Ainsi, l'interaction entre ces trois unités ont permis de mettre en évidence :

=> des relations entre la vie psychique et les défenses immunitaires,

=> l'influence du psychisme sur le système endocrinien, 

=> l'influence du cerveau et des hormones sur les cellules immunitaires.

Il s'agit d'un fonctionnement dynamique porté par des modes multiples et variables de communication entre les systèmes.

 

Ce n'est pas la tête qui pilote mais le corps !
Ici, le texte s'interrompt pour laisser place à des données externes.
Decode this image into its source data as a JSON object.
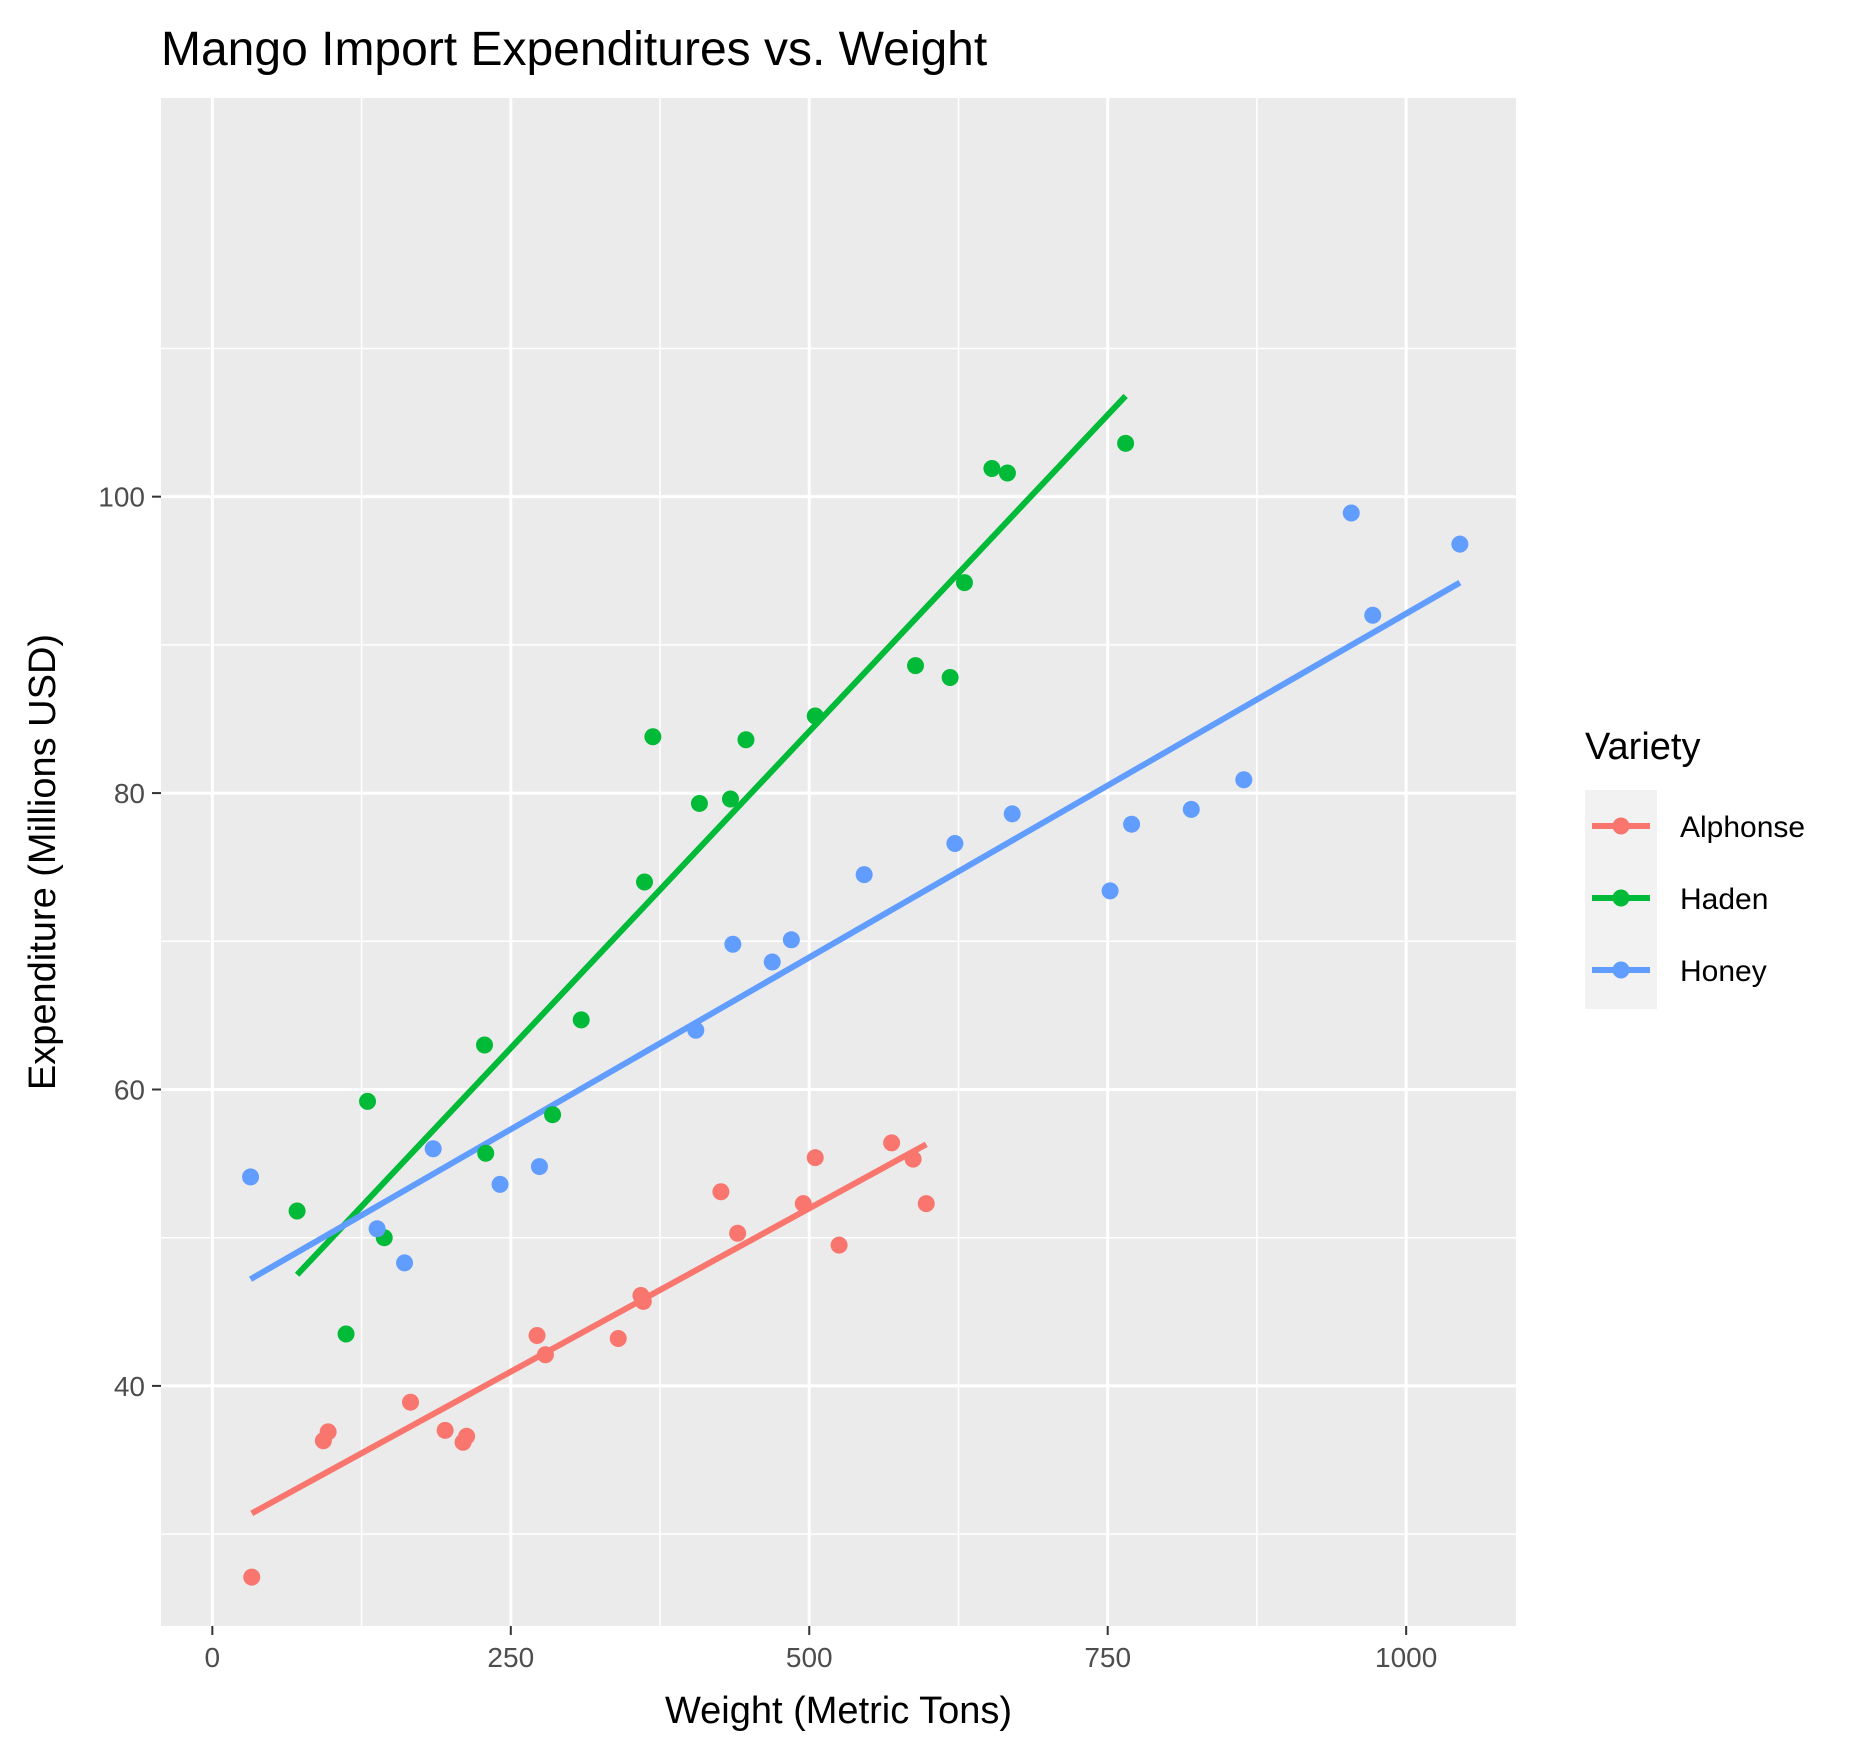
{
  "chart_data": {
    "type": "scatter",
    "title": "Mango Import Expenditures vs. Weight",
    "xlabel": "Weight (Metric Tons)",
    "ylabel": "Expenditure (Millions USD)",
    "xlim": [
      -43,
      1092
    ],
    "ylim": [
      23.8,
      126.9
    ],
    "x_ticks": [
      0,
      250,
      500,
      750,
      1000
    ],
    "x_tick_labels": [
      "0",
      "250",
      "500",
      "750",
      "1000"
    ],
    "y_ticks": [
      40,
      60,
      80,
      100
    ],
    "y_tick_labels": [
      "40",
      "60",
      "80",
      "100"
    ],
    "grid": true,
    "legend_title": "Variety",
    "legend_position": "right",
    "series": [
      {
        "name": "Alphonse",
        "color": "#F8766D",
        "points": [
          [
            33,
            27.1
          ],
          [
            93,
            36.3
          ],
          [
            97,
            36.9
          ],
          [
            166,
            38.9
          ],
          [
            195,
            37.0
          ],
          [
            210,
            36.2
          ],
          [
            213,
            36.6
          ],
          [
            272,
            43.4
          ],
          [
            279,
            42.1
          ],
          [
            340,
            43.2
          ],
          [
            359,
            46.1
          ],
          [
            361,
            45.7
          ],
          [
            426,
            53.1
          ],
          [
            440,
            50.3
          ],
          [
            495,
            52.3
          ],
          [
            505,
            55.4
          ],
          [
            525,
            49.5
          ],
          [
            569,
            56.4
          ],
          [
            587,
            55.3
          ],
          [
            598,
            52.3
          ]
        ],
        "fit": [
          [
            33,
            31.4
          ],
          [
            598,
            56.3
          ]
        ]
      },
      {
        "name": "Haden",
        "color": "#00BA38",
        "points": [
          [
            71,
            51.8
          ],
          [
            112,
            43.5
          ],
          [
            130,
            59.2
          ],
          [
            144,
            50.0
          ],
          [
            228,
            63.0
          ],
          [
            229,
            55.7
          ],
          [
            285,
            58.3
          ],
          [
            309,
            64.7
          ],
          [
            362,
            74.0
          ],
          [
            369,
            83.8
          ],
          [
            408,
            79.3
          ],
          [
            434,
            79.6
          ],
          [
            447,
            83.6
          ],
          [
            505,
            85.2
          ],
          [
            589,
            88.6
          ],
          [
            618,
            87.8
          ],
          [
            630,
            94.2
          ],
          [
            653,
            101.9
          ],
          [
            666,
            101.6
          ],
          [
            765,
            103.6
          ]
        ],
        "fit": [
          [
            71,
            47.5
          ],
          [
            765,
            106.8
          ]
        ]
      },
      {
        "name": "Honey",
        "color": "#619CFF",
        "points": [
          [
            32,
            54.1
          ],
          [
            138,
            50.6
          ],
          [
            161,
            48.3
          ],
          [
            185,
            56.0
          ],
          [
            241,
            53.6
          ],
          [
            274,
            54.8
          ],
          [
            405,
            64.0
          ],
          [
            436,
            69.8
          ],
          [
            469,
            68.6
          ],
          [
            485,
            70.1
          ],
          [
            546,
            74.5
          ],
          [
            622,
            76.6
          ],
          [
            670,
            78.6
          ],
          [
            752,
            73.4
          ],
          [
            770,
            77.9
          ],
          [
            820,
            78.9
          ],
          [
            864,
            80.9
          ],
          [
            954,
            98.9
          ],
          [
            972,
            92.0
          ],
          [
            1045,
            96.8
          ]
        ],
        "fit": [
          [
            32,
            47.2
          ],
          [
            1045,
            94.2
          ]
        ]
      }
    ]
  }
}
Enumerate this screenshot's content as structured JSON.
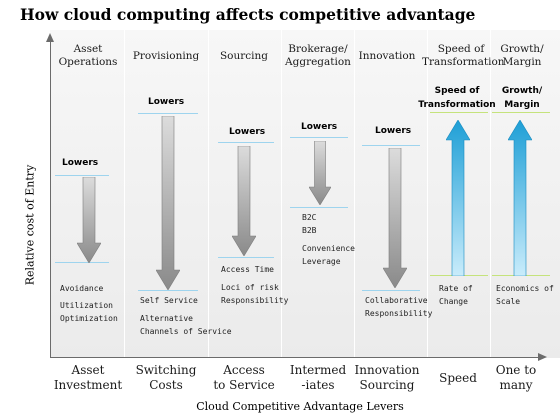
{
  "title": "How cloud computing affects competitive advantage",
  "axes": {
    "y_label": "Relative cost of Entry",
    "x_label": "Cloud Competitive Advantage Levers"
  },
  "columns": [
    {
      "id": "asset",
      "header": [
        "Asset",
        "Operations"
      ],
      "footer": [
        "Asset",
        "Investment"
      ],
      "tag": "Lowers",
      "direction": "down",
      "notes": [
        "Avoidance",
        "Utilization",
        "Optimization"
      ]
    },
    {
      "id": "provisioning",
      "header": [
        "Provisioning"
      ],
      "footer": [
        "Switching",
        "Costs"
      ],
      "tag": "Lowers",
      "direction": "down",
      "notes": [
        "Self Service",
        "Alternative",
        "Channels of Service"
      ]
    },
    {
      "id": "sourcing",
      "header": [
        "Sourcing"
      ],
      "footer": [
        "Access",
        "to Service"
      ],
      "tag": "Lowers",
      "direction": "down",
      "notes": [
        "Access Time",
        "Loci of risk",
        "Responsibility"
      ]
    },
    {
      "id": "brokerage",
      "header": [
        "Brokerage/",
        "Aggregation"
      ],
      "footer": [
        "Intermed",
        "-iates"
      ],
      "tag": "Lowers",
      "direction": "down",
      "notes": [
        "B2C",
        "B2B",
        "Convenience",
        "Leverage"
      ]
    },
    {
      "id": "innovation",
      "header": [
        "Innovation"
      ],
      "footer": [
        "Innovation",
        "Sourcing"
      ],
      "tag": "Lowers",
      "direction": "down",
      "notes": [
        "Collaborative",
        "Responsibility"
      ]
    },
    {
      "id": "speed",
      "header": [
        "Speed of",
        "Transformation"
      ],
      "footer": [
        "Speed"
      ],
      "tag": [
        "Speed of",
        "Transformation"
      ],
      "direction": "up",
      "notes": [
        "Rate of",
        "Change"
      ]
    },
    {
      "id": "growth",
      "header": [
        "Growth/",
        "Margin"
      ],
      "footer": [
        "One to",
        "many"
      ],
      "tag": [
        "Growth/",
        "Margin"
      ],
      "direction": "up",
      "notes": [
        "Economics of",
        "Scale"
      ]
    }
  ],
  "colors": {
    "down_arrow_light": "#dcdcdc",
    "down_arrow_dark": "#8a8a8a",
    "up_arrow_light": "#c9ecfb",
    "up_arrow_dark": "#1e9fd6",
    "guide_line": "#9ed4ee",
    "guide_line_green": "#c5e37c",
    "axis": "#6b6b6b"
  }
}
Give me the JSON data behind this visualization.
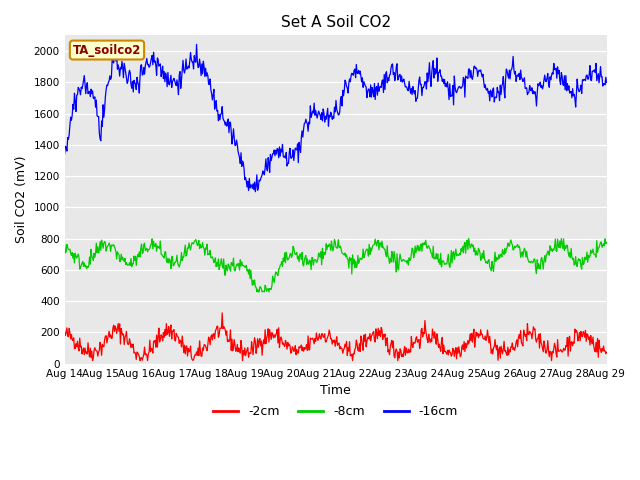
{
  "title": "Set A Soil CO2",
  "xlabel": "Time",
  "ylabel": "Soil CO2 (mV)",
  "legend_label": "TA_soilco2",
  "series_labels": [
    "-2cm",
    "-8cm",
    "-16cm"
  ],
  "series_colors": [
    "#ff0000",
    "#00cc00",
    "#0000ff"
  ],
  "ylim": [
    0,
    2100
  ],
  "yticks": [
    0,
    200,
    400,
    600,
    800,
    1000,
    1200,
    1400,
    1600,
    1800,
    2000
  ],
  "xtick_labels": [
    "Aug 14",
    "Aug 15",
    "Aug 16",
    "Aug 17",
    "Aug 18",
    "Aug 19",
    "Aug 20",
    "Aug 21",
    "Aug 22",
    "Aug 23",
    "Aug 24",
    "Aug 25",
    "Aug 26",
    "Aug 27",
    "Aug 28",
    "Aug 29"
  ],
  "fig_bg_color": "#ffffff",
  "plot_bg_color": "#e8e8e8",
  "grid_color": "#ffffff",
  "legend_box_facecolor": "#ffffcc",
  "legend_box_edgecolor": "#cc8800"
}
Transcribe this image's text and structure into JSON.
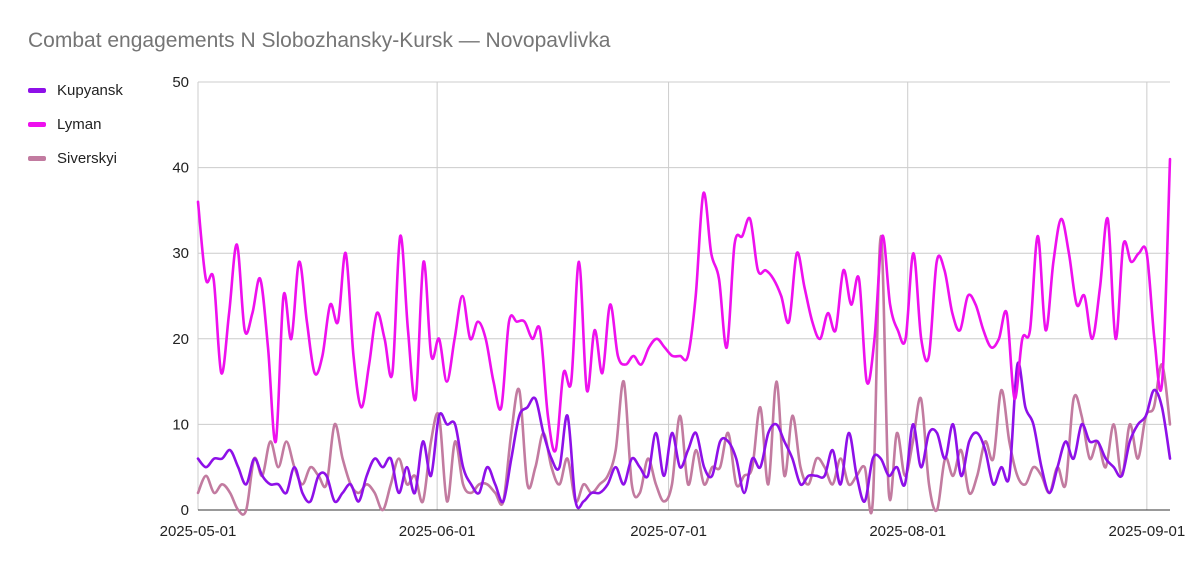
{
  "chart_data": {
    "type": "line",
    "title": "Combat engagements N Slobozhansky-Kursk — Novopavlivka",
    "xlabel": "",
    "ylabel": "",
    "ylim": [
      0,
      50
    ],
    "y_ticks": [
      "0",
      "10",
      "20",
      "30",
      "40",
      "50"
    ],
    "x_range": [
      "2025-05-01",
      "2025-09-04"
    ],
    "x_ticks": [
      "2025-05-01",
      "2025-06-01",
      "2025-07-01",
      "2025-08-01",
      "2025-09-01"
    ],
    "grid": true,
    "legend_position": "left",
    "series": [
      {
        "name": "Kupyansk",
        "color": "#8e10e8",
        "values": [
          6,
          5,
          6,
          6,
          7,
          5,
          3,
          6,
          4,
          3,
          3,
          2,
          5,
          2,
          1,
          4,
          4,
          1,
          2,
          3,
          1,
          4,
          6,
          5,
          6,
          2,
          5,
          2,
          8,
          4,
          11,
          10,
          10,
          5,
          3,
          2,
          5,
          3,
          1,
          6,
          11,
          12,
          13,
          9,
          6,
          5,
          11,
          1,
          1,
          2,
          2,
          3,
          5,
          3,
          6,
          5,
          4,
          9,
          4,
          9,
          5,
          7,
          9,
          5,
          4,
          8,
          8,
          6,
          2,
          6,
          5,
          9,
          10,
          8,
          6,
          3,
          4,
          4,
          4,
          7,
          3,
          9,
          4,
          1,
          6,
          6,
          4,
          5,
          3,
          10,
          5,
          9,
          9,
          6,
          10,
          4,
          8,
          9,
          7,
          3,
          5,
          4,
          17,
          12,
          10,
          5,
          2,
          5,
          8,
          6,
          10,
          8,
          8,
          6,
          5,
          4,
          8,
          10,
          11,
          14,
          12,
          6
        ]
      },
      {
        "name": "Lyman",
        "color": "#ee10ee",
        "values": [
          36,
          27,
          27,
          16,
          23,
          31,
          21,
          23,
          27,
          19,
          8,
          25,
          20,
          29,
          22,
          16,
          18,
          24,
          22,
          30,
          18,
          12,
          17,
          23,
          20,
          16,
          32,
          21,
          13,
          29,
          18,
          20,
          15,
          20,
          25,
          20,
          22,
          20,
          15,
          12,
          22,
          22,
          22,
          20,
          21,
          11,
          7,
          16,
          15,
          29,
          14,
          21,
          16,
          24,
          18,
          17,
          18,
          17,
          19,
          20,
          19,
          18,
          18,
          18,
          25,
          37,
          30,
          27,
          19,
          31,
          32,
          34,
          28,
          28,
          27,
          25,
          22,
          30,
          26,
          22,
          20,
          23,
          21,
          28,
          24,
          27,
          15,
          20,
          32,
          24,
          21,
          20,
          30,
          20,
          18,
          29,
          28,
          23,
          21,
          25,
          24,
          21,
          19,
          20,
          23,
          13,
          20,
          21,
          32,
          21,
          29,
          34,
          30,
          24,
          25,
          20,
          26,
          34,
          20,
          31,
          29,
          30,
          30,
          20,
          15,
          41
        ]
      },
      {
        "name": "Siverskyi",
        "color": "#c27ba0",
        "values": [
          2,
          4,
          2,
          3,
          2,
          0,
          0,
          6,
          4,
          8,
          5,
          8,
          5,
          3,
          5,
          4,
          3,
          10,
          6,
          3,
          2,
          3,
          2,
          0,
          3,
          6,
          3,
          4,
          1,
          8,
          11,
          1,
          8,
          3,
          2,
          3,
          3,
          2,
          1,
          9,
          14,
          3,
          5,
          9,
          5,
          3,
          6,
          1,
          3,
          2,
          3,
          4,
          7,
          15,
          3,
          2,
          6,
          3,
          1,
          3,
          11,
          3,
          7,
          3,
          5,
          5,
          9,
          3,
          4,
          5,
          12,
          3,
          15,
          4,
          11,
          5,
          3,
          6,
          5,
          3,
          6,
          3,
          4,
          5,
          1,
          32,
          2,
          9,
          4,
          8,
          13,
          3,
          0,
          6,
          4,
          7,
          2,
          4,
          8,
          6,
          14,
          8,
          4,
          3,
          5,
          4,
          2,
          5,
          3,
          13,
          11,
          6,
          8,
          5,
          10,
          4,
          10,
          6,
          11,
          12,
          17,
          10
        ]
      }
    ]
  }
}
Au regard de ce fonctionnement dynamique, il apparaît évident que le stress et les états émotionnels affectent significativement la fonction immunitaire et peuvent provoquer des changements physiques et psychologiques.

Or, nous savons aujourd'hui que 80% des informations vont du corps vers le cerveau et seulement 20 % vont du cerveau vers le corps.

Ainsi, nos sensations corporelles déterminent nos pensées et nos émotions qui, à leur tour, influencent notre métabolisme.

On parle de toxicité émotionnelle : Sensations corporelles > Émotions > Effets sur notre physiologie.

Dans le même sens, les aliments que nous ingérons sont également des informations données à notre corps, d'où l'importance d'une alimentation de qualité : "Nous sommes ce que nous mangeons".